3 paragraphes sélectionnés

1149, 1161, 1189

Les grandes religions de l’humanité témoignent, souvent de façon impressionnante, de ce sens cosmique et symbolique des rites§843 religieux. La liturgie de l’Église présuppose, intègre et sanctifie des éléments de la création et de la culture humaine en leur conférant la dignité de signes de la grâce, de la création nouvelle en Jésus-Christ.
Tous les signes de la célébration liturgique sont relatifs au Christ : les images sacrées de la sainte Mère de Dieu et des saints le sont aussi. Elles signifient en effet le Christ qui est glorifié en eux. Elles manifestent « la nuée de témoins » 1 qui continuent à participer au salut du monde et auxquels nous sommes unis, surtout dans la célébration sacramentelle. À travers leurs icônes, c’est l’homme « à l’image de Dieu », enfin transfiguré « à sa ressemblance » 2, qui se révèle à notre foi, et même les anges, eux aussi récapitulés dans le Christ :
Suivant la doctrine divinement inspirée de nos saints Pères et la tradition de l’Église catholique, dont nous savons qu’elle est la tradition de l’Esprit Saint qui habite en elle, nous définissions en toute certitude et justesse que les vénérables et saintes images, tout comme les représentations de la Croix précieuse et vivifiante, qu’elles soient peintes, en mosaïque ou de quelque autre matière appropriée, doivent être placées dans les saintes églises de Dieu, sur les ustensiles et vêtements sacrés, sur les murs et les tableaux, dans les maisons et dans les chemins, aussi bien l’image de notre Seigneur, Dieu et Sauveur, Jésus-Christ, que celle de notre Dame, la toute pure et sainte Mère de Dieu, des saints anges, de tous les saints et des justes 3.

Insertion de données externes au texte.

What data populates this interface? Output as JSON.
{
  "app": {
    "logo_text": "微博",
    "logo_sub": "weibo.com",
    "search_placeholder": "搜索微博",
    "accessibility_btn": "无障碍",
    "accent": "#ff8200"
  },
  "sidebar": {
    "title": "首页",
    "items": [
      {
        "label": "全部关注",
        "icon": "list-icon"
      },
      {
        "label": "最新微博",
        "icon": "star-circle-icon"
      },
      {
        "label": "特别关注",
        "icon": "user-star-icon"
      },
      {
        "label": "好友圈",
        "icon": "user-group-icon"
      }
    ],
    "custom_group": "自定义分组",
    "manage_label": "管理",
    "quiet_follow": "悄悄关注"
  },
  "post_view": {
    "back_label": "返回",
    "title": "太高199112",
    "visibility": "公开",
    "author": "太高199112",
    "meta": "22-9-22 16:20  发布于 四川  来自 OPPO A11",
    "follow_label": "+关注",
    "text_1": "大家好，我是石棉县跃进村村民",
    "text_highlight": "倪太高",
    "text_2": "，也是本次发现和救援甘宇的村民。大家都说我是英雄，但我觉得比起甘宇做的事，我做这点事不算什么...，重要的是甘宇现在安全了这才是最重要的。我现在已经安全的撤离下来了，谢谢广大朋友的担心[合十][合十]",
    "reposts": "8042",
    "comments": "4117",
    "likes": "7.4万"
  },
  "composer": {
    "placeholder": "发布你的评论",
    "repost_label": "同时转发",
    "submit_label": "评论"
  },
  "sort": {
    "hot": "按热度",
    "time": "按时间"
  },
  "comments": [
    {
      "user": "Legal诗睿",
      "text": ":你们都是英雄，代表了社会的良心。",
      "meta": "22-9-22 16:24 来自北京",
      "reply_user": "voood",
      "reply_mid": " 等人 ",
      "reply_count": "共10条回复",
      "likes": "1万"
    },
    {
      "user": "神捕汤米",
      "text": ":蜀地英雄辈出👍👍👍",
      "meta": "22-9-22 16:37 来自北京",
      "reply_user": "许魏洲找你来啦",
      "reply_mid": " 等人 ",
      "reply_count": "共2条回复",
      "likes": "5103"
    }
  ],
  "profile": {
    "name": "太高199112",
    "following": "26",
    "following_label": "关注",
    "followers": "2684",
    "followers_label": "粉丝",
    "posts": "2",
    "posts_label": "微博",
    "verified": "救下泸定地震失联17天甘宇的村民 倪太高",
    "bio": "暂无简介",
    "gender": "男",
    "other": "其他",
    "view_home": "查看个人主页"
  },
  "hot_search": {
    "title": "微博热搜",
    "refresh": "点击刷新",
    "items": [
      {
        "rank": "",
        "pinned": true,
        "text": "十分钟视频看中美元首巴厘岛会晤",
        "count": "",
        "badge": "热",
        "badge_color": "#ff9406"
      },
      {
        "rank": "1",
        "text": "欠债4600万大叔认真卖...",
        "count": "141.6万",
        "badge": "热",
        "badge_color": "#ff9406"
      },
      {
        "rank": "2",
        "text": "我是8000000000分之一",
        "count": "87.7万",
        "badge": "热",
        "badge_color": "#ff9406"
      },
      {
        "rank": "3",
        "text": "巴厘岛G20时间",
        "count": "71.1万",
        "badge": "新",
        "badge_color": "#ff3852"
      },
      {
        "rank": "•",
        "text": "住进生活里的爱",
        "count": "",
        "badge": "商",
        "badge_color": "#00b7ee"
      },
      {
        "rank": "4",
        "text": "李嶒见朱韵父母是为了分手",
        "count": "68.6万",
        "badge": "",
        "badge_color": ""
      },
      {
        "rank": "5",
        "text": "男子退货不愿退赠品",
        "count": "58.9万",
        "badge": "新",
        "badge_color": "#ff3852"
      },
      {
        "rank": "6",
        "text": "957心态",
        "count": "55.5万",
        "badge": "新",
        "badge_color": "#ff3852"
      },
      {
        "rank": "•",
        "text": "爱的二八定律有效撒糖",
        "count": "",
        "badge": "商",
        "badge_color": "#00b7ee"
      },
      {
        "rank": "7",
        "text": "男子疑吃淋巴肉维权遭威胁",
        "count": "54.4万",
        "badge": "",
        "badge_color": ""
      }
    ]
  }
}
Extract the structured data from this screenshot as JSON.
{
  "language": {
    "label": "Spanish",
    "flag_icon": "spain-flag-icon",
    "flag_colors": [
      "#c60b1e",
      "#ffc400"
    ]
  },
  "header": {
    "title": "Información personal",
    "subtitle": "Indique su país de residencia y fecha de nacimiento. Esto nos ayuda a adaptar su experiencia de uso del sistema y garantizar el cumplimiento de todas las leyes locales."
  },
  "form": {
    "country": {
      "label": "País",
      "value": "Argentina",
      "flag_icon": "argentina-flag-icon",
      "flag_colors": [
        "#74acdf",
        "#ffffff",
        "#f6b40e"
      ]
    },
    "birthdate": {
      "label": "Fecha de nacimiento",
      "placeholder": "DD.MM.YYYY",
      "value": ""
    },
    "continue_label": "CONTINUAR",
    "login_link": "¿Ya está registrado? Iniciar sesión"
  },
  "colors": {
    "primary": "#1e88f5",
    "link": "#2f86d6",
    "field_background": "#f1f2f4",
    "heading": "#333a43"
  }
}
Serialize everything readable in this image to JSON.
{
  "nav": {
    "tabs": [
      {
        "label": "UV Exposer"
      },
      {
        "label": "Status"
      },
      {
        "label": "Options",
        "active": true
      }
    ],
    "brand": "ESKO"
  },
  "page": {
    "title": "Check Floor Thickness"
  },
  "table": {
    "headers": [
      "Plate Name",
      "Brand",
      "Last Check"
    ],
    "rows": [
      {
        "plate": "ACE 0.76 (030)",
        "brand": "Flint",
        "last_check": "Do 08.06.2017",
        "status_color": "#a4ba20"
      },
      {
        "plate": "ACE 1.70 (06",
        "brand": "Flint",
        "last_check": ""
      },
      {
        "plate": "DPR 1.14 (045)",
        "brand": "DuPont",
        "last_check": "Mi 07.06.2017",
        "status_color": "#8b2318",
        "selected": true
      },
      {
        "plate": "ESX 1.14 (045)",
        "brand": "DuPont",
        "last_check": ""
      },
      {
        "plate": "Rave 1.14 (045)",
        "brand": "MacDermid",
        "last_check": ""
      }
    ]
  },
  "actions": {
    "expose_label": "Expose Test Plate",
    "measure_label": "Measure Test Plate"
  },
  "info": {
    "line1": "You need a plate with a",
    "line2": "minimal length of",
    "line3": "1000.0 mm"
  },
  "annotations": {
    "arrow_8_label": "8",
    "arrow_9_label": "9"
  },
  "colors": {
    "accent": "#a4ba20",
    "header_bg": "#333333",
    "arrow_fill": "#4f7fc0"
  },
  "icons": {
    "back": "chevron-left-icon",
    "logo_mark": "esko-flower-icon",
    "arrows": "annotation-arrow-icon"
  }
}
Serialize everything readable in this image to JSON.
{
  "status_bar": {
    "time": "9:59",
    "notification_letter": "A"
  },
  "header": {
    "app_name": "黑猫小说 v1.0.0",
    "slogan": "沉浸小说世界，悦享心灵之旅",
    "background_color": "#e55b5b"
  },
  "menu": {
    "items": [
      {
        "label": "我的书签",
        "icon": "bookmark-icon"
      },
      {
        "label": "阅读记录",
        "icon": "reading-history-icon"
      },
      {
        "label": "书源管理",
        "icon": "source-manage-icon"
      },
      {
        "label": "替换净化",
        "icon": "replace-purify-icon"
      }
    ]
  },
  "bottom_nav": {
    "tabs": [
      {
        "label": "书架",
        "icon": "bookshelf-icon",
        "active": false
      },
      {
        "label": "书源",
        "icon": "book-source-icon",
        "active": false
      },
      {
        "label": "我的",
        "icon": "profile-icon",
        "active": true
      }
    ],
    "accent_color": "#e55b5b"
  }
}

La célébration liturgique comporte des signes et des symboles qui se réfèrent à la création (lumière, eau, feu), à la vie humaine (laver, oindre, rompre le pain) et à l’histoire du salut (les rites de la Pâque). Insérés dans le monde de la foi et assumés par la force de l’Esprit Saint, ces éléments cosmiques, ces rites humains, ces gestes du souvenir de Dieu deviennent porteurs de l’action salvatrice et sanctificatrice du Christ.